What Next? Exploring Graph Neural Network Recommendation Engines

It’s so difficult to decide what to watch next. Let’s build an AI algorithm to do it for us!

Joseph George Lewis
Towards Data Science

--

Photo by Dex Ezekiel on Unsplash

The recommendation of content is a common application of machine learning and artificial intelligence. This article will review a Graph Neural Network approach to content recommendation, using Link Regression. The objective is to build a content recommendation engine that predicts how a user would rate unseen content based on their ratings of content they have seen.

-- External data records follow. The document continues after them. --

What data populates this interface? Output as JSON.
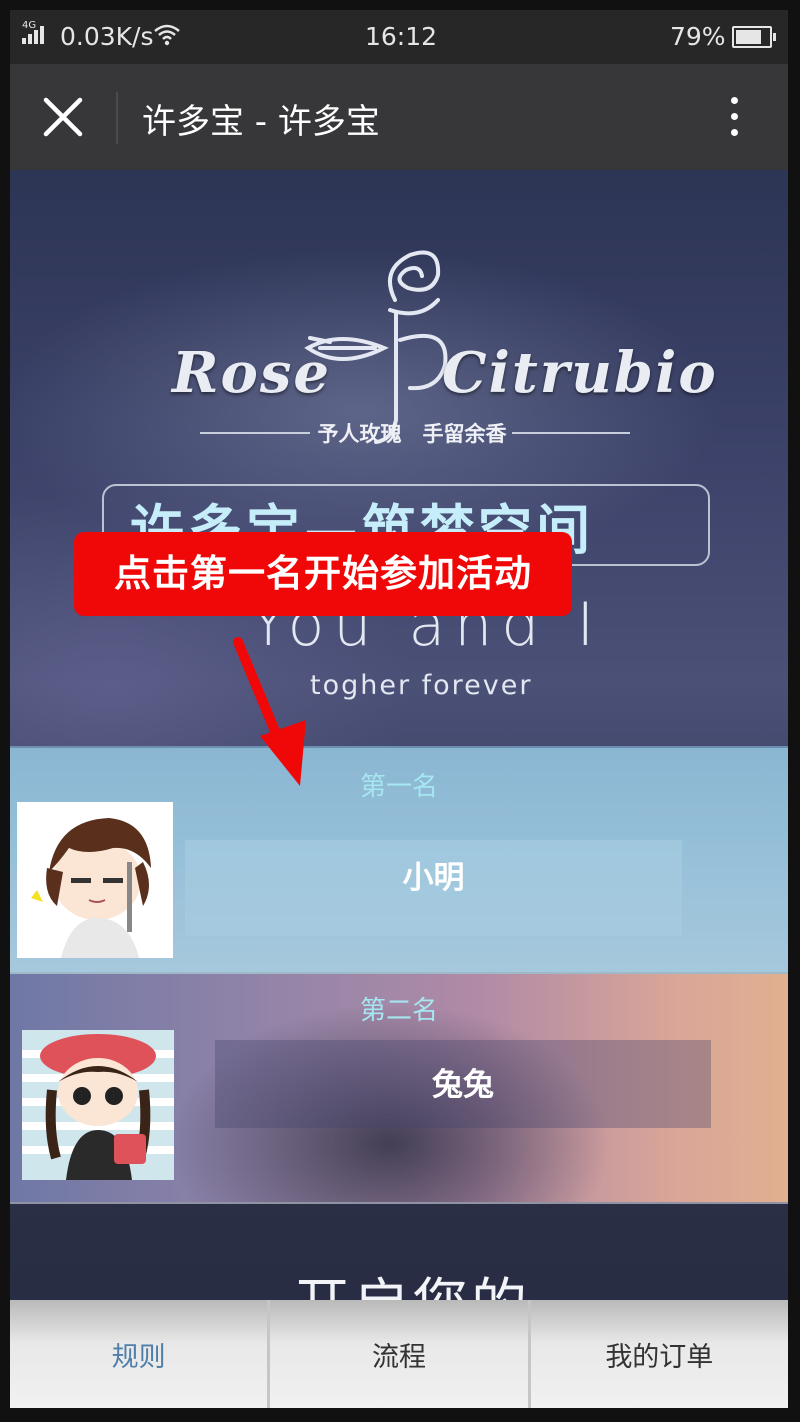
{
  "status_bar": {
    "network": "4G",
    "speed": "0.03K/s",
    "time": "16:12",
    "battery": "79%",
    "battery_level": 0.79
  },
  "title_bar": {
    "title": "许多宝 - 许多宝"
  },
  "hero": {
    "brand_left": "Rose",
    "brand_right": "Citrubio",
    "tagline": "予人玫瑰　手留余香",
    "banner": "许多宝—筑梦空间",
    "you_and_i": "You and I",
    "forever": "togher forever"
  },
  "callout": {
    "text": "点击第一名开始参加活动",
    "color": "#f00808"
  },
  "rankings": [
    {
      "label": "第一名",
      "name": "小明"
    },
    {
      "label": "第二名",
      "name": "兔兔"
    }
  ],
  "open_text": "开启您的",
  "tabs": [
    {
      "label": "规则",
      "active": true
    },
    {
      "label": "流程",
      "active": false
    },
    {
      "label": "我的订单",
      "active": false
    }
  ],
  "colors": {
    "accent_tab": "#4f7fa8",
    "title_bar": "#37373a",
    "rank_label": "#a6e6f0"
  }
}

We will start with a concept review of Graph Neural Networks (GNNs) along with an introduction to PyTorch Geometric (PyG), a GNN package in Python. Then we will apply these concepts to a recommendation engine of our own to get AI-powered content recommendations.

Thank you for taking the time to read and as always the code on my GitHub and useful links will be available in the references at the end of the post.

Concept Review

Let’s start with a concept review; it’s really important to understand all of the moving parts of Graph Neural Networks or GNNs before we can use one. Before we start to understand GNNs it’s most important to understand graphs! So let’s review what we mean when we talk about graphs in this context.

Graph Data Structures

When I talk about a graph in the context of a GNN, I am referring to a Graph Data Structure. This is not the same thing as a chart or a figure which is used to visualise data, as you would sometimes expect from the word ‘graph’.

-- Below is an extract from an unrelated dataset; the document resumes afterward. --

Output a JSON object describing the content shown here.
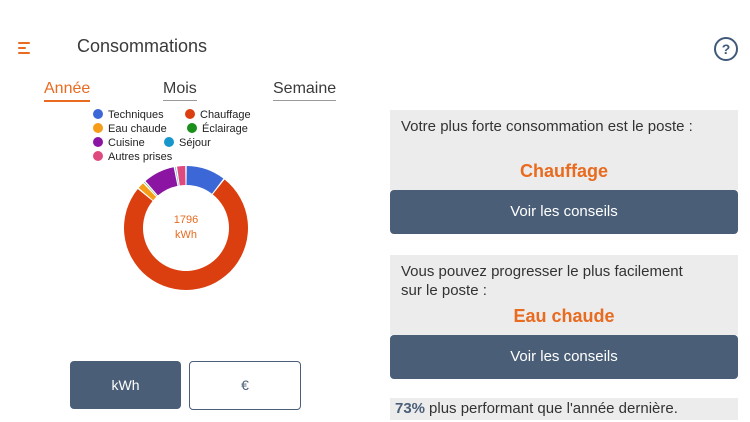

It might be useful to think of graph data structures in the context of a social network. This is similar to how social media sites store data. Imagine your Facebook profile. You might be connected to your brother and your old friend from high school, and the graph data structure would look like this:

Source: Image by Author

Each person is a node, which just means a dot in our representation. Our nodes have characteristics like the names of the people they represent. Each connection is an edge and they represent a link (friendship) between two nodes.

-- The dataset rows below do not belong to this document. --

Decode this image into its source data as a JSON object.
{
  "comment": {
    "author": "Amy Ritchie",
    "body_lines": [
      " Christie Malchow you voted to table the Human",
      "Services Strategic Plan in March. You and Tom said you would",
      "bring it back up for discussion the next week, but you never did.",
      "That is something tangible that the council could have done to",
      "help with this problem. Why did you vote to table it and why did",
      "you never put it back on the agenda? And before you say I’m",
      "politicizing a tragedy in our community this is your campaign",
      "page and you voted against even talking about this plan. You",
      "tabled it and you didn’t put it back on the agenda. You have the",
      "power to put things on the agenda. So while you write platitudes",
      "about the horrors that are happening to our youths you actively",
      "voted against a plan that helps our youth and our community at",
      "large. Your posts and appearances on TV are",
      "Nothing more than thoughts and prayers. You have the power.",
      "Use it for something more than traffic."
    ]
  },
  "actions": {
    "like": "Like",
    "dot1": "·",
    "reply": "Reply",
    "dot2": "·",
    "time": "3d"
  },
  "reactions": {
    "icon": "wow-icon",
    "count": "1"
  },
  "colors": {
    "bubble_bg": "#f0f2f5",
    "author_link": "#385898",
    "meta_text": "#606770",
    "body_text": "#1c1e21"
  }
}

Now, it is no stretch for us to expand this network. Your brother may be connected to his boss. Now we have an important concept and idea. This is the idea of degrees of separation. We can (somewhat safely) assume that your opinions and preferences are more closely aligned with your brother than with your brother’s boss. This is simply because you are directly connected to your brother but you have to make a jump to get to his boss:

Source: Image by Author

Now, let’s revisit that old friend from high school. We already know our nodes can have characteristics like names and ages. Let’s now build on that by giving our edges characteristics too! Let’s say the number of times you message a friend gives the edge a characteristic. We will call this the edge weight. In our example this may look something like this, where the edge weight is expressed in the thickness of the edge; more messages equates to a thicker line:

Source: Image by Author

Now that we know the weight of an edge, we can use that too in building up our idea of preference and opinion. Someone you message regularly is, again, more likely to enjoy the same things you do; that’s why you are friends! So from this example, we can not only say your brother is more like you than someone further down the line of connections, but also that you have more in common than someone else who is directly connected to you.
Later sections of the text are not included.